An internal draft report that was forced to be released by a lawsuit last week, shows that Betsy DeVos’s own staff at the Department of Education condemned the Accrediting Council for Independent Colleges and Schools (ACICS) for once again failing to meet federal standards required for accreditation–with 57 of 93 standard criteria failing. The report goes on to recommend ACICS’s status as an accreditor be terminated. According to The Chronicle of Higher Education’s Eric Kelderman, “For the second time in less than two years, officials at the U.S. Department of Education have recommended against approving a controversial accrediting agency that primarily oversees for-profit colleges.”
However, in April Secretary DeVos signed an official order reviving recognition of the disputed accrediting body. According an article by Erica Green in the The New York Times, “Education Secretary Betsy Devos disregarded a scathing review by her own staff this spring when she reinstated the watchdog body that had accredited two scandal-scarred for-profit universities whose bankruptcies left tens of thousands of students with worthless degrees and mountains of debt, a new report has revealed.”

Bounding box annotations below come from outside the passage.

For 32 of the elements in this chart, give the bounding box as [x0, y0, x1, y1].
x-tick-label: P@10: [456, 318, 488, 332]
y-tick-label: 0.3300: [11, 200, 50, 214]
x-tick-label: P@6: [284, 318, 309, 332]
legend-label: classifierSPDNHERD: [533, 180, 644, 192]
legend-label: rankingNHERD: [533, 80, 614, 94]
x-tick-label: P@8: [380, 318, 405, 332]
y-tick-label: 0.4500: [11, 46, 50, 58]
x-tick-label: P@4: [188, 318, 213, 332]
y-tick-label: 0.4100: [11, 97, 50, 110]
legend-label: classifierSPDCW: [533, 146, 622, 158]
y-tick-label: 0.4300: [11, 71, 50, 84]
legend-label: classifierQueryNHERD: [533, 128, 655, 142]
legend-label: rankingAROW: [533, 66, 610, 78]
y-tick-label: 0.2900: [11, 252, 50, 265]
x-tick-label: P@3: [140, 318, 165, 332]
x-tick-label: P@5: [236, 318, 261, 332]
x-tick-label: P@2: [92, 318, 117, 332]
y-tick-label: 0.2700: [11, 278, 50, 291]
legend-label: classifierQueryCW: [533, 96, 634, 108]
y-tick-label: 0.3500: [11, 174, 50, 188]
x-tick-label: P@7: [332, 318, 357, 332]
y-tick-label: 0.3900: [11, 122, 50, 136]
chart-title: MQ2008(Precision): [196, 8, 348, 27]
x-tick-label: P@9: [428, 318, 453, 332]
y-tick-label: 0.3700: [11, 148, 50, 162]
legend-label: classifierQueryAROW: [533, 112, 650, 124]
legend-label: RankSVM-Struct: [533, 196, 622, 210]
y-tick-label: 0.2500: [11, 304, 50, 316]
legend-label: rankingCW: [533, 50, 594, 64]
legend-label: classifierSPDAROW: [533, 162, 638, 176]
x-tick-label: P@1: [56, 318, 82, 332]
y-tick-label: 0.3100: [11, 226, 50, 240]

Historically a for-profit accreditor, ACICS has fought for its accreditation reinstatement since the Obama administration eliminated its recognition in 2016 after reporting that the accreditor had failed to meet 21 of the 60 necessary criteria—citing “pervasive compliance problems” with schools which attained accreditation under the council. According to previous education secretary John King, ACICS “routinely failed to adequately police schools under its oversight,” including ITT Tech, The Corinthian Colleges, and other for-profit institutions.
DeVos’s order this spring to temporarily recognize ACICS came on the heels of a federal district judge’s ruling that previous secretary, John King, failed to consider key evidence and used a flawed process in removing ACICS accreditation. However, according to Alex Elson of the National Student Legal Defense Network, which sued to release the report, “Clearly she was well aware that ACICS was getting worse, not better, and has been working to help them anyway.” The report noted that ACICS had failed to demonstrate its evaluation of school compliance with federal student loan aid laws as well as documentation that they failed to implement graduate rate standards for schools, reforms that were promised this year.
A statement from the Education Department’s Frank Brogan called the report “an incomplete, pre-decisional document that may include errors of fact or omissions on the part of staff analysts.” While temporary, with restored recognition more than 100 colleges under ACICS will again be eligible to receive federal student aid. The department’s announcement does not entirely reverse the Obama era ban but allows ACICS continued recognition for an additional 6 months while the department “conducts a further review of ACICS’s 2016 petition for recognition.”